Le frère de Gaston DEHOUX, René DEHOUX, qui exploite la ferme de la Rose a Grambais, s'aperçoit que des betteraves ont été enlevées dans l'un de ses champs situé à l'orée du bois du Sépulcre. Inquiet, car le vol n'est pas le fait de quelques lapins, il consulte son frère, lequel envoie son fils Maurice et Gérard pour surveiller les lieux du haut d'un chemin surplombant le champ. Effectivement, le soir venu, des ombres quittent le bois et s'approchent du champ. Nos deux guetteurs en concluent qu'il ne peut s'agir que de soldats allemands qui, ayant perdu le contact avec leurs unités, en sont réduits à trouver leur pitance dans un champ de betteraves.
Sitôt averti, l'abbé GOSSART envoie Gérard auprès de l'Autorité militaire américaine établie à l'Ecole Normale. Le Commandant de gendarmerie BOUDART, chef de l'A.S, et un officier américain parlant le français décident que Gérard accompagnera en jeep des soldats américains jusqu'au bois du Sépulcre.
A leur arrivée sur les lieux, Gérard s'offre à entrer seul dans le bois en brandissant un drapeau blanc. Il interpelle bientôt deux soldats allemands, toujours armés, mais quelque peu étonnés de se voir interrogés dans leur langue. Un dialogue s'engage : "Was machen Sie hier ?" demande Gérard. "Wir wa.roen : unsere Kameraden Soldaten von unserem Regiment" répondent-ils. "Wieviel sind Sie?" interroge Gérard. "SechsSieben …" lancent-ils. "Jetz, wollen Sie Kriegsgefang sein ?" leur propose Gérard. Les Allemands se concertent et acceptent finalement de se rendre Huit soldats allemands seront, ce jour-là, faits prisonniers sans qu’un seul coup de feu n'ait été tiré.
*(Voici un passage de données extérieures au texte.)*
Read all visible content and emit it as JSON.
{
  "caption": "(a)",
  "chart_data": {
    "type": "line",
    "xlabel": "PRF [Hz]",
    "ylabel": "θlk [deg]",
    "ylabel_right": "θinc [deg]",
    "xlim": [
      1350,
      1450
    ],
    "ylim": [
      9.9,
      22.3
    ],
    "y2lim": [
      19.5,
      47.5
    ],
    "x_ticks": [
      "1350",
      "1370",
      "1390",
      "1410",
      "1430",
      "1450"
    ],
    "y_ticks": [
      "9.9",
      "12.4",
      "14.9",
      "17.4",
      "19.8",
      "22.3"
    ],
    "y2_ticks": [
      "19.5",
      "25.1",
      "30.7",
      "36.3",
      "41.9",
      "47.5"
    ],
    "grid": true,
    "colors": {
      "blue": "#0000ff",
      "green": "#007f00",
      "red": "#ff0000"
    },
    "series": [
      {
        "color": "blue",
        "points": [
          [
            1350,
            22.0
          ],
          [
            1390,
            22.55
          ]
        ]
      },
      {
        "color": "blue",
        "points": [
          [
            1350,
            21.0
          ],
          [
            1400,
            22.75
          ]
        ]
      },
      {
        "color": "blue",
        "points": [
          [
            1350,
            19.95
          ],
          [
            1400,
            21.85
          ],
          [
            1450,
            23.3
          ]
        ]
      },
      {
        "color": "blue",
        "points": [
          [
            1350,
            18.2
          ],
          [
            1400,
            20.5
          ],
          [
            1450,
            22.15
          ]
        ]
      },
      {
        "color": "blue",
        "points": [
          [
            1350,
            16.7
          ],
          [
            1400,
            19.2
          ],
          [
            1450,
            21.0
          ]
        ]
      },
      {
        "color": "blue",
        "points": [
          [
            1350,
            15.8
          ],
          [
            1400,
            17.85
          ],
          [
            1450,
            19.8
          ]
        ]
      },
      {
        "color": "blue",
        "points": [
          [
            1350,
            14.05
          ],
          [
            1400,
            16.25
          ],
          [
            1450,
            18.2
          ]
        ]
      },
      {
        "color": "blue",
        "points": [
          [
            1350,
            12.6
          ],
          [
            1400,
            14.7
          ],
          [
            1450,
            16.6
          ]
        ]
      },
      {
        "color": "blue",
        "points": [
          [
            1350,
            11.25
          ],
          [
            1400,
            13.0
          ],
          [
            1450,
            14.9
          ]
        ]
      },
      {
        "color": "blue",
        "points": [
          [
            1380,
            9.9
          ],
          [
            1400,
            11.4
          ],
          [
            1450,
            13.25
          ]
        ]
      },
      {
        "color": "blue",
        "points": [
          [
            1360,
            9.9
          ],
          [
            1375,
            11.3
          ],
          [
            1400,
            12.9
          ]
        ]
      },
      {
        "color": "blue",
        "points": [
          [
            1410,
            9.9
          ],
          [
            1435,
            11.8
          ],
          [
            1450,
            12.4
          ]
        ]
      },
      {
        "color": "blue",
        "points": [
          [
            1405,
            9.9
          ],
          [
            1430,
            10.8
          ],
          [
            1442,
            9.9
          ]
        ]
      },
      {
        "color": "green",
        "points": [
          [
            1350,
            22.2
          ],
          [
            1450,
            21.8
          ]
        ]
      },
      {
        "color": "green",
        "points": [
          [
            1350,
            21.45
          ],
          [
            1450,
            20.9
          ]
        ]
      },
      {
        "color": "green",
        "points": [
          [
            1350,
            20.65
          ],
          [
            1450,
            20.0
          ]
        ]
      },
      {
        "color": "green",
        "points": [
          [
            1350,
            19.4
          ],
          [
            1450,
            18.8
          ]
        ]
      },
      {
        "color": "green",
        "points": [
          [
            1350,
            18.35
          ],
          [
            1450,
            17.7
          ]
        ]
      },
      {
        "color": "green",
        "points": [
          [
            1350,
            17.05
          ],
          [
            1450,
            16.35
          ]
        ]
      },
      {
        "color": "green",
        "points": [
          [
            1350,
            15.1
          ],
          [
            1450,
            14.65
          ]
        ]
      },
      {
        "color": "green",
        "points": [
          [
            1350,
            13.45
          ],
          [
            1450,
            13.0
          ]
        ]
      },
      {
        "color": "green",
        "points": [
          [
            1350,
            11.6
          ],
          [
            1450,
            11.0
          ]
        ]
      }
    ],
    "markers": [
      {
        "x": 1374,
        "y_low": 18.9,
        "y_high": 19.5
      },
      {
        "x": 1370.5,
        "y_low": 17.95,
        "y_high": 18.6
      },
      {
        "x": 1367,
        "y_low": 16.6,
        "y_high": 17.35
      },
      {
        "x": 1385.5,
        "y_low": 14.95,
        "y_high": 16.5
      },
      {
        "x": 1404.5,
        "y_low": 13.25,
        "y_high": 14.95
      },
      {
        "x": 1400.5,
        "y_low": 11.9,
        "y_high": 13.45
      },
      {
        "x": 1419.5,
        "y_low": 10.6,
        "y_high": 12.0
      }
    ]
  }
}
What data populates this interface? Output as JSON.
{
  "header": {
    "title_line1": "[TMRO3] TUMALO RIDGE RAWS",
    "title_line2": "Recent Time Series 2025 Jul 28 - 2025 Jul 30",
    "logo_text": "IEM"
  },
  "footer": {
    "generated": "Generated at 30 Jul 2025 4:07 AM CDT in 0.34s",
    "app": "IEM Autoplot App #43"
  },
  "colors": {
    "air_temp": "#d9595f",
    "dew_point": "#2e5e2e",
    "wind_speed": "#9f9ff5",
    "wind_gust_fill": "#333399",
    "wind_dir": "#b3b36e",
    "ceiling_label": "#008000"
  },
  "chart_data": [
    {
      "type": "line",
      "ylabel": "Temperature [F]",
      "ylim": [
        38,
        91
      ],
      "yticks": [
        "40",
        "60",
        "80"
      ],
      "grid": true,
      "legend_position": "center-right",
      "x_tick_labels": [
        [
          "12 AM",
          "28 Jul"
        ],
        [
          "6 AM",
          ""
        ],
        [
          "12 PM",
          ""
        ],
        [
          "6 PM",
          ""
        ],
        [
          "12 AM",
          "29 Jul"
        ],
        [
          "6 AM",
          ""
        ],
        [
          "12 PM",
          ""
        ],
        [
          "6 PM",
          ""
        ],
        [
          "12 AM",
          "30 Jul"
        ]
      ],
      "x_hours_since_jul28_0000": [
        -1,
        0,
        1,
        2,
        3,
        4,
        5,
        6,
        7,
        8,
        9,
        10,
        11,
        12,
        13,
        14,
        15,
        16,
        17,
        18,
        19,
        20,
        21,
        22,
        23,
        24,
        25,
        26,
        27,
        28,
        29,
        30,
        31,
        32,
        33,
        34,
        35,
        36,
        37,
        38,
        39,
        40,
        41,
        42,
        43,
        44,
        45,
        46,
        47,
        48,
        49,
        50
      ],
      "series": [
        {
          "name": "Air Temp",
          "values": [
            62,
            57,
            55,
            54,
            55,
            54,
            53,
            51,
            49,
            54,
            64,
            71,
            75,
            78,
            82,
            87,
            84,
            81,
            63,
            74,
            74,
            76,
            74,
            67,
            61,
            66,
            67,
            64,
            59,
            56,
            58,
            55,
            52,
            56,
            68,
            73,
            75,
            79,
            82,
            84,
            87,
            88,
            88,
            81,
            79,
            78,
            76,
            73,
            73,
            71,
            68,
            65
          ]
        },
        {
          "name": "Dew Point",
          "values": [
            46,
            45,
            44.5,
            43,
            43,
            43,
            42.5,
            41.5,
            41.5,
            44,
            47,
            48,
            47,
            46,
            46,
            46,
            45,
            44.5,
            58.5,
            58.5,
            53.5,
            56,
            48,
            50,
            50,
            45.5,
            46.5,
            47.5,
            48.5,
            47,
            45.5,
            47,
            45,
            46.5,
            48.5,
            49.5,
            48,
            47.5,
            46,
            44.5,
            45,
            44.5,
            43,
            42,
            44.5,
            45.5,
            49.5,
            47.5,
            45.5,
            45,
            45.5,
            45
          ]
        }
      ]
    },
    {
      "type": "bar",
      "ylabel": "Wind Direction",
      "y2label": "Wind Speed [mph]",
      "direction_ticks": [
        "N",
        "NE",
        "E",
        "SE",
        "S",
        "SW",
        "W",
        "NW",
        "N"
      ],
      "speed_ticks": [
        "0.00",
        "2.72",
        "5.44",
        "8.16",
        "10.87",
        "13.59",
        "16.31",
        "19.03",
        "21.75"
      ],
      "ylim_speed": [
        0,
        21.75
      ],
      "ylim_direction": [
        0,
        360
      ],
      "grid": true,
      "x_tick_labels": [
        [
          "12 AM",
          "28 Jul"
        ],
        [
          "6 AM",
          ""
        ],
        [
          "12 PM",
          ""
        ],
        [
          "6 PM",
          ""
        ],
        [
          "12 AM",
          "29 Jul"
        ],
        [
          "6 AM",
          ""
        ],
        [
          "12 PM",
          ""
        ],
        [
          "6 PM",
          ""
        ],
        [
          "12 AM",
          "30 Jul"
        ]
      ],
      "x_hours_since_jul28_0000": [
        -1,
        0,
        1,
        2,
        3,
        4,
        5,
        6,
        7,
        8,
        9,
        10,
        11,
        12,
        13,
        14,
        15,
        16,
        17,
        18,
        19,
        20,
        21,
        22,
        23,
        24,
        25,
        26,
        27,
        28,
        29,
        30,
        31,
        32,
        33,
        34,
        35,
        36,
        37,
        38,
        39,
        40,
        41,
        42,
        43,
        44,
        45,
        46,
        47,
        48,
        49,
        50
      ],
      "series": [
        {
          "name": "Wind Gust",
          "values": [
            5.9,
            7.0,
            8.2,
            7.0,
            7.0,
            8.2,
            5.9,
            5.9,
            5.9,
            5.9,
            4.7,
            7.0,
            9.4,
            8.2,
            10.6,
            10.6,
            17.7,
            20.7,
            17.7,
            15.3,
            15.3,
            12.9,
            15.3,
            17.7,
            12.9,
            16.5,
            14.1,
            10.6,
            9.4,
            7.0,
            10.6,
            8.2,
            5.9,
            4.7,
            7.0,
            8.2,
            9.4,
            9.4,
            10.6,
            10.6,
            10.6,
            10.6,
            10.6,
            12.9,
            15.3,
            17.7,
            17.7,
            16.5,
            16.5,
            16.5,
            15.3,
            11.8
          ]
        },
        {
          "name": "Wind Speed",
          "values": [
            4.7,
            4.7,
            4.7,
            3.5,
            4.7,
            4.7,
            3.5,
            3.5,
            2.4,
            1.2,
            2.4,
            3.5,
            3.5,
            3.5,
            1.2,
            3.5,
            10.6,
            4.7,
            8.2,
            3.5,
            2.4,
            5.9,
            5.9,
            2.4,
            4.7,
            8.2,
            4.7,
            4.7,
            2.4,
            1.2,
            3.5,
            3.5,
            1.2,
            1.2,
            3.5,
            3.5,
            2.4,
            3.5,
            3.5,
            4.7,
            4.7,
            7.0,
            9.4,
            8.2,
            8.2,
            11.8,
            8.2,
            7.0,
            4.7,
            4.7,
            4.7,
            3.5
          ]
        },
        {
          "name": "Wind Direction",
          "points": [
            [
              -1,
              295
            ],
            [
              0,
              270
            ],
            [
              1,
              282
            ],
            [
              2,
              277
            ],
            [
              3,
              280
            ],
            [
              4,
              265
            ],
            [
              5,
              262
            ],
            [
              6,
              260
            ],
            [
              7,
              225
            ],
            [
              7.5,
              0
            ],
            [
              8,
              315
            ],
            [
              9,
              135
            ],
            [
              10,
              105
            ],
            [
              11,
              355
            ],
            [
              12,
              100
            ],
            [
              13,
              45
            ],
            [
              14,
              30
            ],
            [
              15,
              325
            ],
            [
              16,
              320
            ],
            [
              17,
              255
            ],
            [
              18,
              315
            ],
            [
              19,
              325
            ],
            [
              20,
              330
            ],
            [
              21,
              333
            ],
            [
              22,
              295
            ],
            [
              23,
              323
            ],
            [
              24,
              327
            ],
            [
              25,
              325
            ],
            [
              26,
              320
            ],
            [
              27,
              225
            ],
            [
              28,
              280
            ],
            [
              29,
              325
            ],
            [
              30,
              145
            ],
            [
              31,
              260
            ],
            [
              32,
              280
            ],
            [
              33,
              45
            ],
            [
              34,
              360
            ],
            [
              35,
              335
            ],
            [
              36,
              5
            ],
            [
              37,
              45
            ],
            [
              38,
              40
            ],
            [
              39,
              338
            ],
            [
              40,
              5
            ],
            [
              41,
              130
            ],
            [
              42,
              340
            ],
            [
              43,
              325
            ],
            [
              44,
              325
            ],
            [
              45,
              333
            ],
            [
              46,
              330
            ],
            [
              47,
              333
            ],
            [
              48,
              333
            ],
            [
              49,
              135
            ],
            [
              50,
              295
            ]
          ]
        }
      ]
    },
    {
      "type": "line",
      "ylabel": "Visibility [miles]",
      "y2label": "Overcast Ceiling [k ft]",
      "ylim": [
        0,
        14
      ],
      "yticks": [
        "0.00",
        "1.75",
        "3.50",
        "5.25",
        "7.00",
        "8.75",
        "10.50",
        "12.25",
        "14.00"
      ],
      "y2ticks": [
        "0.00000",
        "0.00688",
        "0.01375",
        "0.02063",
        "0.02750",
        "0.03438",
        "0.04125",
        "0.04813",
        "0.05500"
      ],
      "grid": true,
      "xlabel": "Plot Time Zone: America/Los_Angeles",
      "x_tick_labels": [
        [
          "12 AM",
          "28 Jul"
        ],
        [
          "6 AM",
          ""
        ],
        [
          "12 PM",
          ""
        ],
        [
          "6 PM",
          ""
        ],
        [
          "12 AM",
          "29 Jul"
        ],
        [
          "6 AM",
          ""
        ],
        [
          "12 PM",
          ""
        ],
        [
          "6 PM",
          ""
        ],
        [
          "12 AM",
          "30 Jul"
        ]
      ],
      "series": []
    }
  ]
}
       Tels sont dans leur authenticité les souvenirs qui m'ont été rapportés par Monsieur Gérard PAUQUET. Ce ne sont pas des faits d'armes mais des gestes courageux empreints d'humanité et qui honorent celui qui les a poses.
Il aura fallu attendre cinquante ans pour qu'un heureux concours de circonstances me permette de revoir et d'entendre celui que j'avais côtoyé pendant dix-huit mois, ignorant pratiquement tout de son identité, des raisons qui l'avaient amené jusqu'à Nivelles, des faits de Résistance auxquels il avait été mêlé. Ce Résistant de la première heure, ce membre de l'A.S. avait su rester discret, car il savait que certains de ses amis, pour des actes identiques, avaient payé de leur vie. Que sa modestie me pardonne de révéler ce passé, car il est des comportements que les générations futures ne peuvent ignorer, ne serait-ce que pour l'exemple qu'ils donnent.

                                                                                                                       Emile WARNY

                                                                                                                             Août 1994

      

      

      



[1] D'autres "volumes", tous originaires de Baelen-sur-Vesdre, étaient prévus. Le second, Louis CORMAN, sera hébergé par Mr LOIX qui exploitait la ferme Rouge Barrette à Grambais ; le troisième " volume ", Octave WINTGENS, n'arrivera jamais : repris par la Gestapo, il sera fusillé comme otage en 1944.

[2] Mr l'abbé P. GOSSART était l'aumônier de la 3e Cie Refuge " Panthère " de l'A.S. En plus de son service de renseignements, il venait en aide aux réfractaires.

[3] Guillaume MASSENAUX, Baelen-sur-Vesdre, village aux marches de la Francité, 1981, pp. 15, 80, 124.

[4] Les restes de 10 divisions allemandes se trouvaient pratiquement encerclées à la suite de l'avance rapide de l'armée américaine dans ce que la B.B.C. appelait "la Poche de Mons", une zone allant de la forêt de Mormal à Mons.

[5] Il n'est pas inutile de rappeler les tristes représailles de l'armée allemande à Oradour-sur-Glane et dans le Vercors.